探访北京

2023-09-21 04:43邱轶
青年文学家 2023年23期
关键词:红叶北京

邱轶

一、北京凤凰岭周记

(一)

寂寂寥寥扬子居,年年歲岁一床书。

独有南山桂花发,飞来飞去袭人裾。

—《长安古意》节选

特地选了印有《长安古意》的服饰进京,因为“人大”(中国人民大学)访学和“北大”(北京大学)论坛都还没有办理好,就先去了凤凰岭。4A级景区的风光是不错的,山体有着华山的水墨神韵。其实,这边的房子我还挺喜欢的,齐齐整整,有学校宿舍的感觉,差不多有十栋楼,大概能住五百个人吧。这学期没有我的课,如果有,差不多也是这么多人吧。蓝天是很清透的,山脊是很顺滑的,楼是很明净的,餐饮是很和味的。孤寂是孤寂了些,想见的人和想做的事都那么隔着,也算沉淀。可惜没有笔记本,减少了学术性。

午睡时,梦见一个小虫子爬进我的脚里,我怕痛,又不敢拉扯,后来实在没有办法,就帮它钻过去了。然后,我看着我脚上的洞发呆。避世的梦境如此单调,我的行文也只能如此空洞了……

我在成年以后就没有体会过这种沉迷读书、不问世事的生活,虽然有这样的机会,我却心有惶惶,从来没有体验过一天普通大学生的生活,很多时候还是羡慕的。我的脸上与笔下写满的不是清纯,只有寂寥,也没有沉稳笃定,只有孤注一掷般的莽撞。这种决心带给了我一次又一次的绝境。就在这绝境里看吧,好好端详,好好体会。

(二)

郁达夫说:“中国的文人,与秋的关系特别深了。可是这秋的深味,尤其是中国的秋的深味,非要在北方,才感受得到的。南国之秋,当然是也有它的特异的地方的,譬如廿四桥的明月,钱塘江的秋潮,普陀山的凉雾,荔枝湾的残荷,等等。可是色彩不浓,回味不永。”我今天一清早就想把这北京的秋天看得仔细了,却没有,因为今天的雾浓稠了一整天,一直到了晚上,还是笼罩着迷茫的我。我站在门口幼稚地吹了一下,总觉得它是近的,拨开就能再览那秀脊清骨的山色。我很紧张,会不会有人看见我觉得我痴傻。恰好发现对面楼新来了四个女孩子,她们彼此热络得很,也纷纷看了看我,却并没有昨天几位大哥的爽朗,直呼呼地招呼着我,她们只是不时地望望我,好像觉得大家的存在都很突兀,再不能更贸然地招呼什么了。

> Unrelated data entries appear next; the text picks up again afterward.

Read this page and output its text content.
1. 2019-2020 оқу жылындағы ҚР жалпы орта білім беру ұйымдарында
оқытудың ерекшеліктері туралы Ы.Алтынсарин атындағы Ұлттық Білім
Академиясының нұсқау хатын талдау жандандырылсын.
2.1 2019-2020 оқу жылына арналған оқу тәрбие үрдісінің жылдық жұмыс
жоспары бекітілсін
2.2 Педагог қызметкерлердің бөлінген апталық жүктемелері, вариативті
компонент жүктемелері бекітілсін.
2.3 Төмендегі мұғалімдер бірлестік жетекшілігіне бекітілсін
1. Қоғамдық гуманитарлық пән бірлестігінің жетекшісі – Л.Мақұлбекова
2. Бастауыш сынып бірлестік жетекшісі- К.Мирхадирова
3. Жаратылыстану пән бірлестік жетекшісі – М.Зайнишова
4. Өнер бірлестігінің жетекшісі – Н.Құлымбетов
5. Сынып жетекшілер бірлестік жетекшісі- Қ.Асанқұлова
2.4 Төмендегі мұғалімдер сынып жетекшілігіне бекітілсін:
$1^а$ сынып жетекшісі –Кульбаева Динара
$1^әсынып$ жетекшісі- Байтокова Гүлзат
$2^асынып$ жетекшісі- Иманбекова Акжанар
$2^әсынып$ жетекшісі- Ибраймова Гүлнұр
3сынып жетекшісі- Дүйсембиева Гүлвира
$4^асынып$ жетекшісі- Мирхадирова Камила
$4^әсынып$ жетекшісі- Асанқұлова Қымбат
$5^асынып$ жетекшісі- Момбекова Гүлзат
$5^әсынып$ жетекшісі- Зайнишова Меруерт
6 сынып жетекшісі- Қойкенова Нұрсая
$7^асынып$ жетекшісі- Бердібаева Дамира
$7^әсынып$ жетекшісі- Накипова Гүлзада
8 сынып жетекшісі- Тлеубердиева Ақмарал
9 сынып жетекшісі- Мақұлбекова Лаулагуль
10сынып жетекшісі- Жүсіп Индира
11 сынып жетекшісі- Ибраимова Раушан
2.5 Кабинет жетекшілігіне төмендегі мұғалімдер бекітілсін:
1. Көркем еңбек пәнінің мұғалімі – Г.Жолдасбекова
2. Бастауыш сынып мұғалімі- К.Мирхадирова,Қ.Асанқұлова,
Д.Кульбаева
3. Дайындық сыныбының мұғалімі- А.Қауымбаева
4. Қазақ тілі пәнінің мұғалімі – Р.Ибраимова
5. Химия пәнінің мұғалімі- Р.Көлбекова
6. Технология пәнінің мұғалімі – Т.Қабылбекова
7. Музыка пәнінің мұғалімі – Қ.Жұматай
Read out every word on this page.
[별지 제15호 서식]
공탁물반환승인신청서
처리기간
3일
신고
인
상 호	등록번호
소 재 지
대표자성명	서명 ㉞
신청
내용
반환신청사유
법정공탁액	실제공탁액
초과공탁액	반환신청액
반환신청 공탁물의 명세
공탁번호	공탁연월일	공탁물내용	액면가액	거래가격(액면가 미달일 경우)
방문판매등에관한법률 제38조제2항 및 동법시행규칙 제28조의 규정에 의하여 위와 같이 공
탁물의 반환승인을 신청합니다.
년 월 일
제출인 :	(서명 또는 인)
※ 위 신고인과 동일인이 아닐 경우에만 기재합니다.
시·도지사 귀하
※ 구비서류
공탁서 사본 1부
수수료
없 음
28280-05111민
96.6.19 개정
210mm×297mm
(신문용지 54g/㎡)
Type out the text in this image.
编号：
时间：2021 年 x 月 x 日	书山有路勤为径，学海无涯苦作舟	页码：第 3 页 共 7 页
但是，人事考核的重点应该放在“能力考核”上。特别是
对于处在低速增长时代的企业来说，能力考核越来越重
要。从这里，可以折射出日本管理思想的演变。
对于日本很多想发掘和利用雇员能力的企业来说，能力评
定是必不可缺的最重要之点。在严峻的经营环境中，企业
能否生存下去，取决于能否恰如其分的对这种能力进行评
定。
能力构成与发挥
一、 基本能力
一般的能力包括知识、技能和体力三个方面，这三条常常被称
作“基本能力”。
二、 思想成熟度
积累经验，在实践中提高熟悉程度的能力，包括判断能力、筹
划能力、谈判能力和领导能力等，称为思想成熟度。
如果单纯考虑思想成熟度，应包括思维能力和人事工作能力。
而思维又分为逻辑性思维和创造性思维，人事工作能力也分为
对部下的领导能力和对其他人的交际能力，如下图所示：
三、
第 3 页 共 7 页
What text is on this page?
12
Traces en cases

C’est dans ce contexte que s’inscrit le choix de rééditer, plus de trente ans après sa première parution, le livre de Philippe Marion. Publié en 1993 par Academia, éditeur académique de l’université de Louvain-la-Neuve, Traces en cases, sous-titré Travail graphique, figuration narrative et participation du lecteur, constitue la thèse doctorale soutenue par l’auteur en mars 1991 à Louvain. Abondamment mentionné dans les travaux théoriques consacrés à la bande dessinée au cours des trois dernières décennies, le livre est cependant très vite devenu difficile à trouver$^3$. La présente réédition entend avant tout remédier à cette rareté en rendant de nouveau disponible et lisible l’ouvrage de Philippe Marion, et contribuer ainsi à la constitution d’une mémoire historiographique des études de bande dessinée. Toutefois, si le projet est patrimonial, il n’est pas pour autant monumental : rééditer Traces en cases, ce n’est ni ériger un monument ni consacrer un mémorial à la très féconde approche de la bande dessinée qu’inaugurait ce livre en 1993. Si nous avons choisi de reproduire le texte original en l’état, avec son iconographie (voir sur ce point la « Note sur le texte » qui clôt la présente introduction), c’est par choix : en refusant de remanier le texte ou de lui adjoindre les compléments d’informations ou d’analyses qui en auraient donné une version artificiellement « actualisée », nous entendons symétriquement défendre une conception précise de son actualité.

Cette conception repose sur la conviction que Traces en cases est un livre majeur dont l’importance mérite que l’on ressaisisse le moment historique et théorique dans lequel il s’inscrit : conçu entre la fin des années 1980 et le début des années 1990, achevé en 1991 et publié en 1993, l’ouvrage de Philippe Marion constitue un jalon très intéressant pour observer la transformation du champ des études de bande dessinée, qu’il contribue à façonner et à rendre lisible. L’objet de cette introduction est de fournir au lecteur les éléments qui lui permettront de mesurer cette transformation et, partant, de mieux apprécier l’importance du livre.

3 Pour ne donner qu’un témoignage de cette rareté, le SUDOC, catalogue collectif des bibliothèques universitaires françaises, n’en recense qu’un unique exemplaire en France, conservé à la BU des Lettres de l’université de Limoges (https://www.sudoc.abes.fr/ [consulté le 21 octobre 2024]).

南方的雾,一般艳阳一照,就不见了。若是真的等不到艳阳,人潮车流稀释得快的,也撑不到一上午的络绎不绝,笼不出一个化不开的世界来。这凤凰岭的雾还真是锁了,不走了,却不是轻飘飘的,得拔了,撕了,扯了,浓的、淡的,那是表象。

夜里的山风轰隆隆的,似要翻了那屋子,四下扑着,灌着,“呼呼啦啦”“乒乒乓乓”“轰轰隆隆”的,无关雷雨,确很有迅雷疾雨之势了,从晚上八点到次日凌晨一点,还不肯歇了去,一阵漫过一阵,狂乱着我。而我秉心静气地候着,听着,寻思着。哦,北方的风,应该就是这样子啊。

(三)

“秋树倚秋石,秋云抱秋山,秋阳染秋果,秋意满秋天……”我画好这山云霞树后,有人如此评价我,恰好我还没有什么引子开篇,那就这样吧。

昨夜风劲如雷般轰鸣,清晨四下望望,我们这排十八间还剩了我们四间屋顶,果然得是这等风力。浓雾消歇,蓝天如洗,霞光叠染,云朵沾满了朝夕艳色裹成一团,燃成旖旎。山还是那座山,这三天所见却是不一样的,初见淡然,复看雾浓,再看沉浑。我笔力虽是不够,却也略知洗蘸加持,就当是条件有限吧,再落墨还是勾得出的。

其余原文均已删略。